What is a derivative?
A derivative is a financial instrument that derives its value from the underlying asset der it is very easy to understand. For example, the price of an ES contract is determined based on the price of the cash market S&P index. There are plenty of derivative contracts out there and the universe of these contracts can take a long book to explain easily. We’ll stick with the basics.
Institutional traders are the largest consumers of these products and they usually use them to hedge against losses in cash positions. This is called hedging. Small day traders, on the other hand, usually fall into the category of speculative derivatives traders. Speculators usually try to buy or sell these contracts at a price where they believe the market will move up or down and will realize a profit or loss by short-term trading to take advantage of the volatile nature of these instruments.
How do derivatives work?
These contracts are traded in a zero-sum setting. There is a party for every trader buying e-mini deals who is willing to sell at the same price. The basic idea here is to have the same losing trader for each winner. The basic trading model to understand when trading futures. There is no comparable trade like buying and selling on NYSE. It is not uncommon to see a moving stall in a large market because the supply of buyers or sellers dries up and the futures market comes to the screeching stall at least temporarily. There are derivatives about every product you can imagine, from corn to weather futures. (That particular future still amazes me)
What are the risks in the future?
There are a number of risks involved in trading derivatives contracts, which I mentioned earlier include futures contracts.

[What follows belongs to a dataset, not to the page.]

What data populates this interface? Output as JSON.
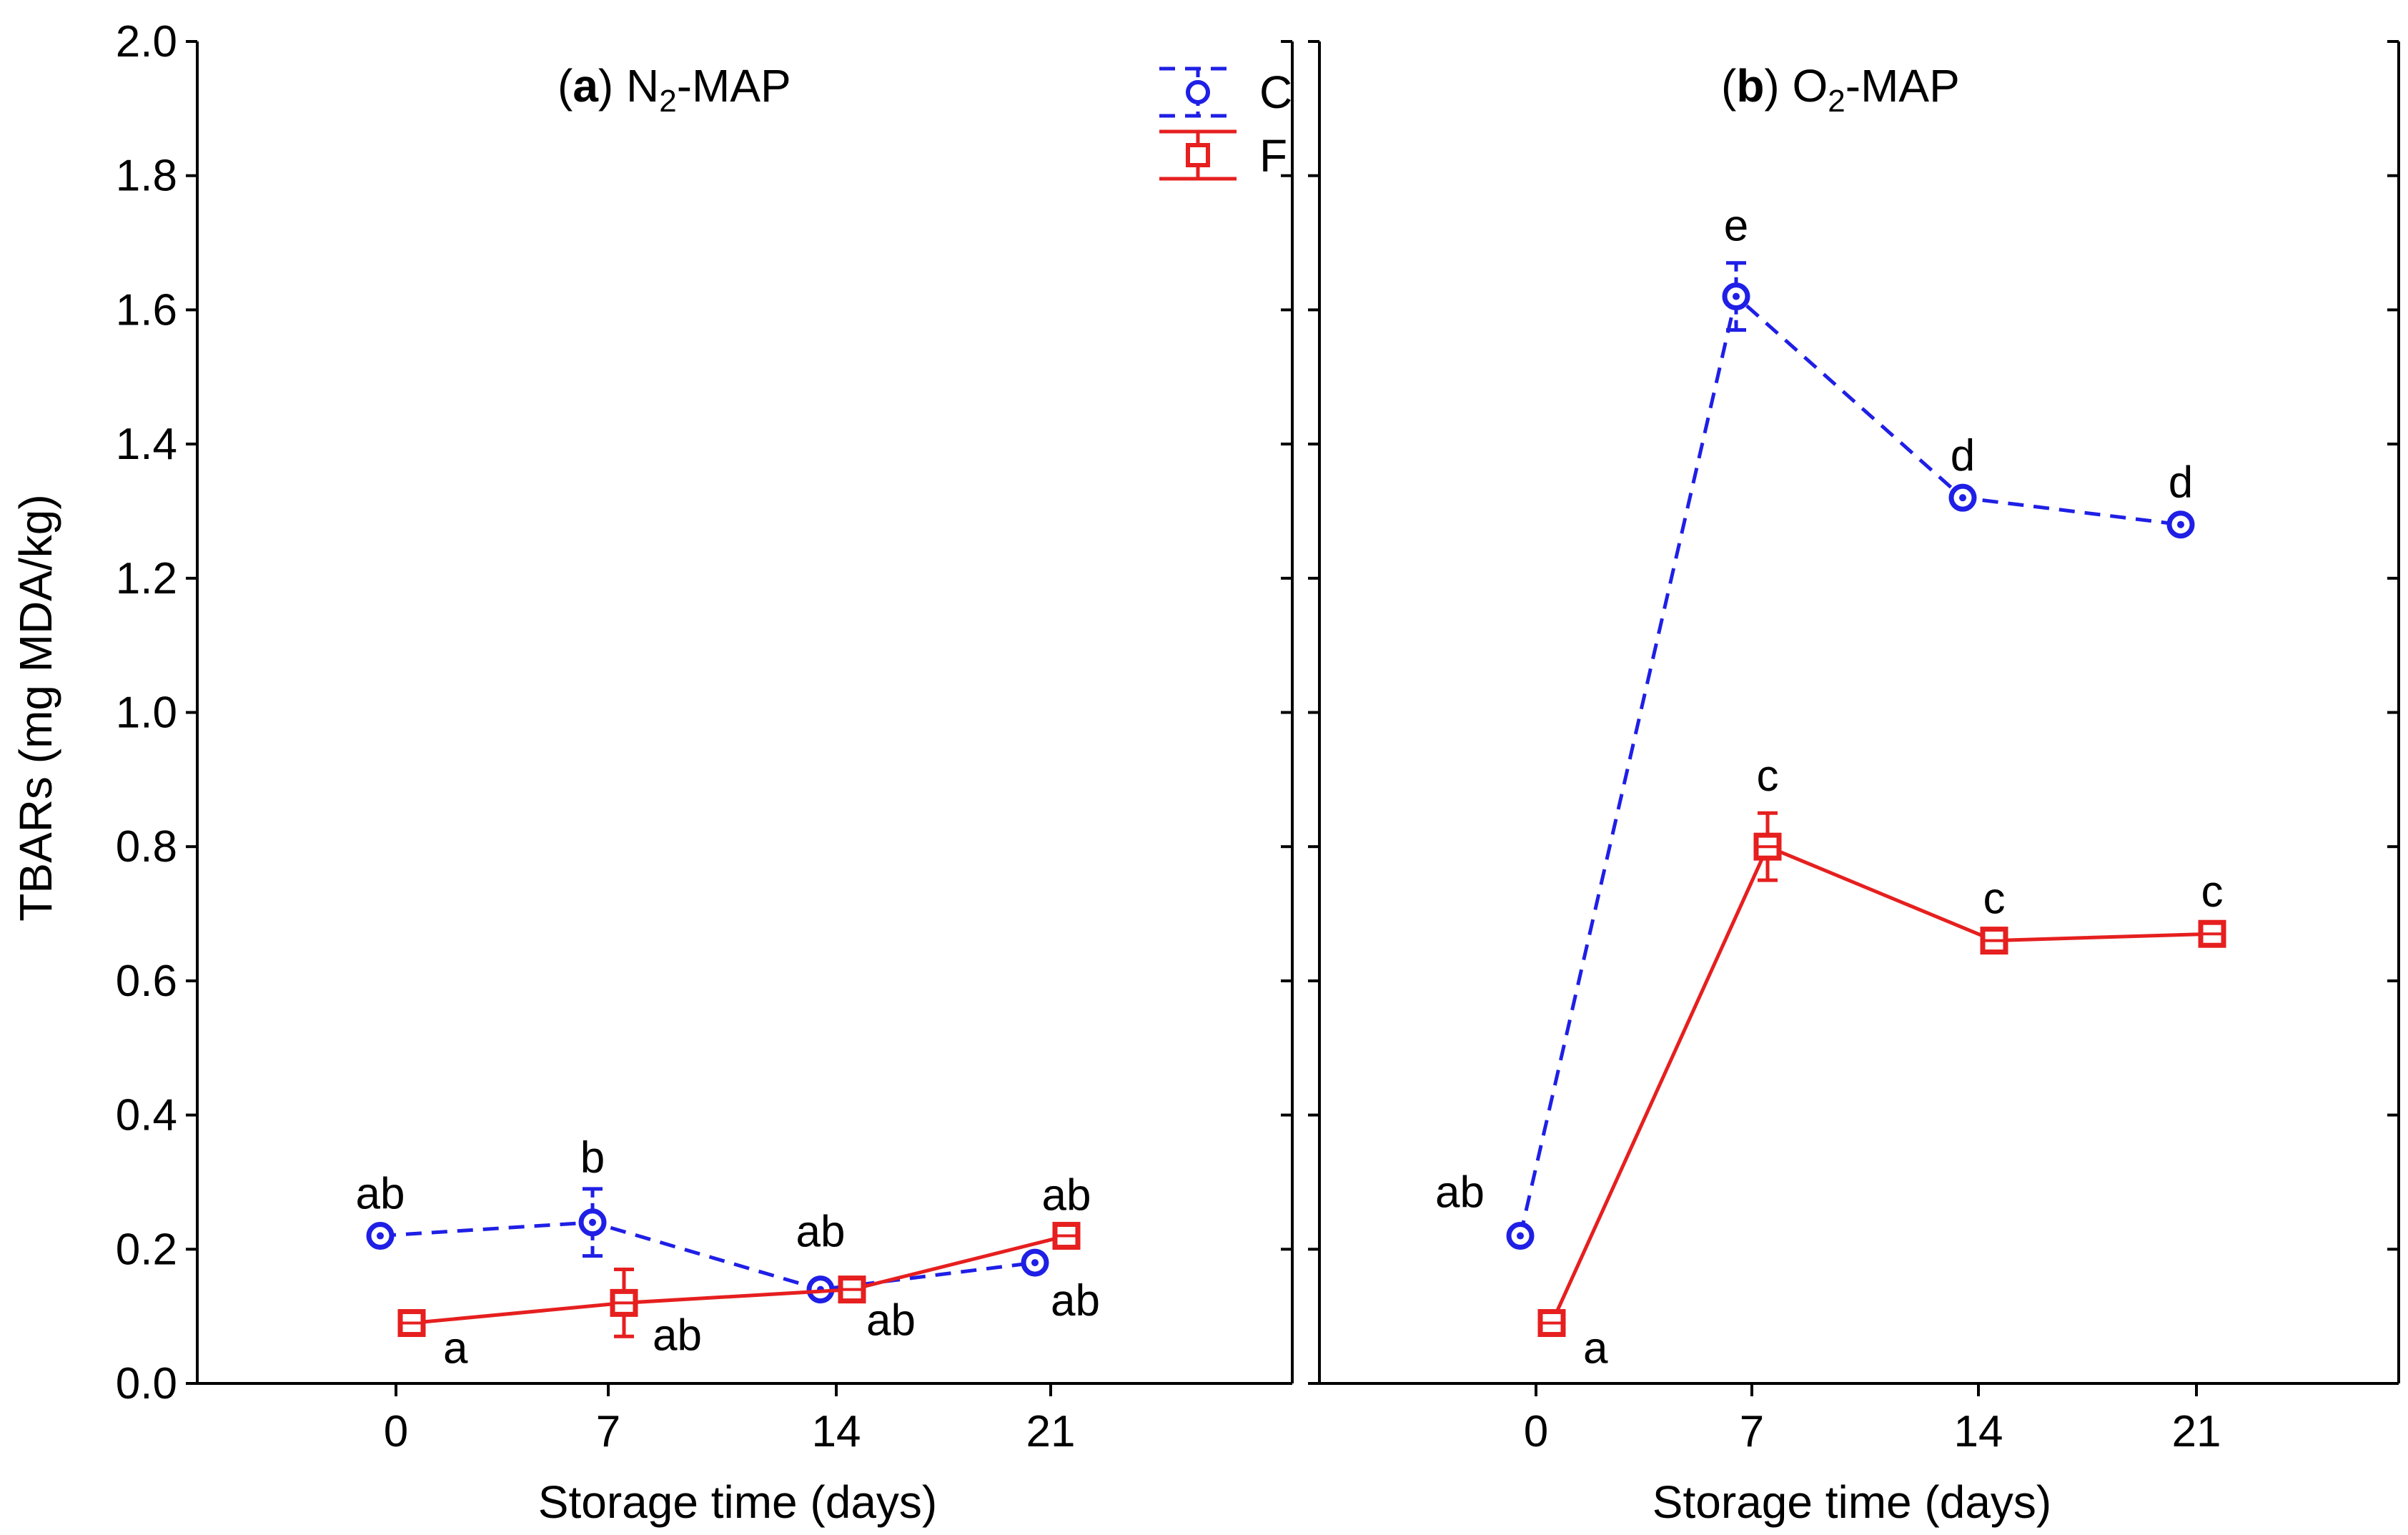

Instability is a primary concern for small traders because futures contracts are highly profitable and without proper money management measures you can blow a wad of cash before you say “boo”. Moreover, the problem of the financial recession that began in 2007 was anti-risk to the party. If you buy a futures contract, you need to have a reasonable guarantee that the seller can finish the bargain. This was called counter party risk and it was the culmination of the last market crash problem; Investment banks do not have sufficient reserves to meet the promises they made through credit default swaps and forward agreements.
In short, derivatives are used to hedge and estimate. They provide the necessary liquidity in the financial markets but it has to be balanced with the above average risk associated with them. These are an explosion for business, but they need to be carefully prepared for the trade to emerge successfully. As always, good luck in your trading.